Critical ReDoS Vulnerability in 'ws' Node.js Library Forces Security Patch to 5.2.3

A critical Regular Expression Denial of Service (ReDoS) vulnerability has been patched in the widely used 'ws' Node.js WebSocket library. The flaw, tracked in the GitHub Security Advisory Database, allows a maliciously crafted `Sec-Websocket-Protocol` header to significantly degrade server performance, potentially leading to service disruption. This is not a remote code execution flaw, but a resource exhaustion attack that can cripple a server's ability to handle legitimate traffic by forcing it into expensive regex processing.

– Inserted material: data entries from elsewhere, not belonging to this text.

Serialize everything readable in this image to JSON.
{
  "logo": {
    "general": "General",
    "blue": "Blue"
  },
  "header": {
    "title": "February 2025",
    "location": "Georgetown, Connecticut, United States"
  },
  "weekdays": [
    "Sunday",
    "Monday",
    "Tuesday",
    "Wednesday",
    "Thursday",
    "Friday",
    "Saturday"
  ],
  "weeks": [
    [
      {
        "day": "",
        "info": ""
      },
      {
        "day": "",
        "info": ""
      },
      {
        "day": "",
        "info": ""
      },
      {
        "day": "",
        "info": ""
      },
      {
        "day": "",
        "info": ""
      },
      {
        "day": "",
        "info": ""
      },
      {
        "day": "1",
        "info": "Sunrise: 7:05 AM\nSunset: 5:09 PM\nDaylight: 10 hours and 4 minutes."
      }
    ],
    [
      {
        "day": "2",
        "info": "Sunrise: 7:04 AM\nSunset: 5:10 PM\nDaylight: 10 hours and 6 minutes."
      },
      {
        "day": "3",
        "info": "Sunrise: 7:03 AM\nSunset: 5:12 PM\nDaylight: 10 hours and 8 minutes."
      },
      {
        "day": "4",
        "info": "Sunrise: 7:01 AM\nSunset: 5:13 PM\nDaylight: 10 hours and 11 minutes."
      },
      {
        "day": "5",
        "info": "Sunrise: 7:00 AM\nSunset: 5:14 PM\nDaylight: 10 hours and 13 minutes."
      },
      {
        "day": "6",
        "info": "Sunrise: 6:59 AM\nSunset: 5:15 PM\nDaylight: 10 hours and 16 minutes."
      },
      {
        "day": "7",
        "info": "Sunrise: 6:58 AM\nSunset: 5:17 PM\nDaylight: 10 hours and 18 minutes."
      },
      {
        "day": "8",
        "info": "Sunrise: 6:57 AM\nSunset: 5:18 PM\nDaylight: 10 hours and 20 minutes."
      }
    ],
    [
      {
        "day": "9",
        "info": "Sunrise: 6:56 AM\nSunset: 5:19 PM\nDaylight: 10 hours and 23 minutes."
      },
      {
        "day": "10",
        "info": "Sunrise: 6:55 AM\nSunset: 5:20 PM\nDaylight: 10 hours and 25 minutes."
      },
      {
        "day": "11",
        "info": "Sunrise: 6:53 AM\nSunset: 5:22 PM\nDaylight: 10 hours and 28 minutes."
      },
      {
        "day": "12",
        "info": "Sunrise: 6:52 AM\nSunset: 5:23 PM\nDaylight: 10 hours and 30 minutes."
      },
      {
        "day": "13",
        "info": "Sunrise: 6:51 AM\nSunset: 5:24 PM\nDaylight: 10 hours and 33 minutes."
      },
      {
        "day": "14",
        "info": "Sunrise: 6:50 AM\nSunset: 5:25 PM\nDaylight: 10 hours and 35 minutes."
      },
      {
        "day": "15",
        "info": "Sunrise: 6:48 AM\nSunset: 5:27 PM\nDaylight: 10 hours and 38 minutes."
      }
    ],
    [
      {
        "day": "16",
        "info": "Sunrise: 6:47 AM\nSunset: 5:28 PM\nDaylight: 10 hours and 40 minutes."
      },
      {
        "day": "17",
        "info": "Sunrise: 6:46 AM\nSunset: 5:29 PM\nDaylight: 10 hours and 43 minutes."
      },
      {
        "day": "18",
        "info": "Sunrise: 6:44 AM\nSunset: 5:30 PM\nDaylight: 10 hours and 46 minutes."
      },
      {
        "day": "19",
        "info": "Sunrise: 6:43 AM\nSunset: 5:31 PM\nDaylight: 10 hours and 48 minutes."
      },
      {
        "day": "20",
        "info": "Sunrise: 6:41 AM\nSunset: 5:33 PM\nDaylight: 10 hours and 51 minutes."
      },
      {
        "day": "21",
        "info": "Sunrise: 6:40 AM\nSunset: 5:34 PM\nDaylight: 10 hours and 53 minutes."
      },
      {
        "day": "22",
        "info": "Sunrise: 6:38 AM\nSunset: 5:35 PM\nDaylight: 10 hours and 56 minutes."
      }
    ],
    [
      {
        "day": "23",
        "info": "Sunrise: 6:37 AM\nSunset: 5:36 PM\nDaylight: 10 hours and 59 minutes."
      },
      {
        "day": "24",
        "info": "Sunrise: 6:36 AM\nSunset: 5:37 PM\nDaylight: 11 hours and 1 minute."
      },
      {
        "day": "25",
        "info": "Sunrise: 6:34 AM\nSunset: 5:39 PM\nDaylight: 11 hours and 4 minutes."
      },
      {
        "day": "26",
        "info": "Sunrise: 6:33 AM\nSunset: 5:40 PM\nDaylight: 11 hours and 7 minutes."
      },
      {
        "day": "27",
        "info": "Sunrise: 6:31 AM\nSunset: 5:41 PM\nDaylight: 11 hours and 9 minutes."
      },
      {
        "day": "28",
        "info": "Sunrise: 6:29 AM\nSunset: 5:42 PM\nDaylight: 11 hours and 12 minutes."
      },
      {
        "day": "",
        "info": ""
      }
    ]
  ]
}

The vulnerability resides in how the library parses the `Sec-Websocket-Protocol` header. An attacker can send a header value containing a large number of spaces, exploiting an inefficient regular expression (`/ *, */`) used in the `trim().split()` operation. The proof of concept demonstrates that processing time scales dramatically with input length, turning a simple header into a CPU-intensive task. The 'ws' library is a fundamental dependency for real-time communication in countless Node.js applications, making this a high-impact, supply-chain security issue.

The maintainers have released version 5.2.3 to address this flaw. All versions prior to 5.2.3 are affected. This incident underscores the persistent risk of ReDoS vulnerabilities in core networking libraries and the cascading effect of a single dependency patch. Development and security teams must immediately audit their projects for the vulnerable 'ws' version and prioritize this update to mitigate denial-of-service risks against their WebSocket endpoints.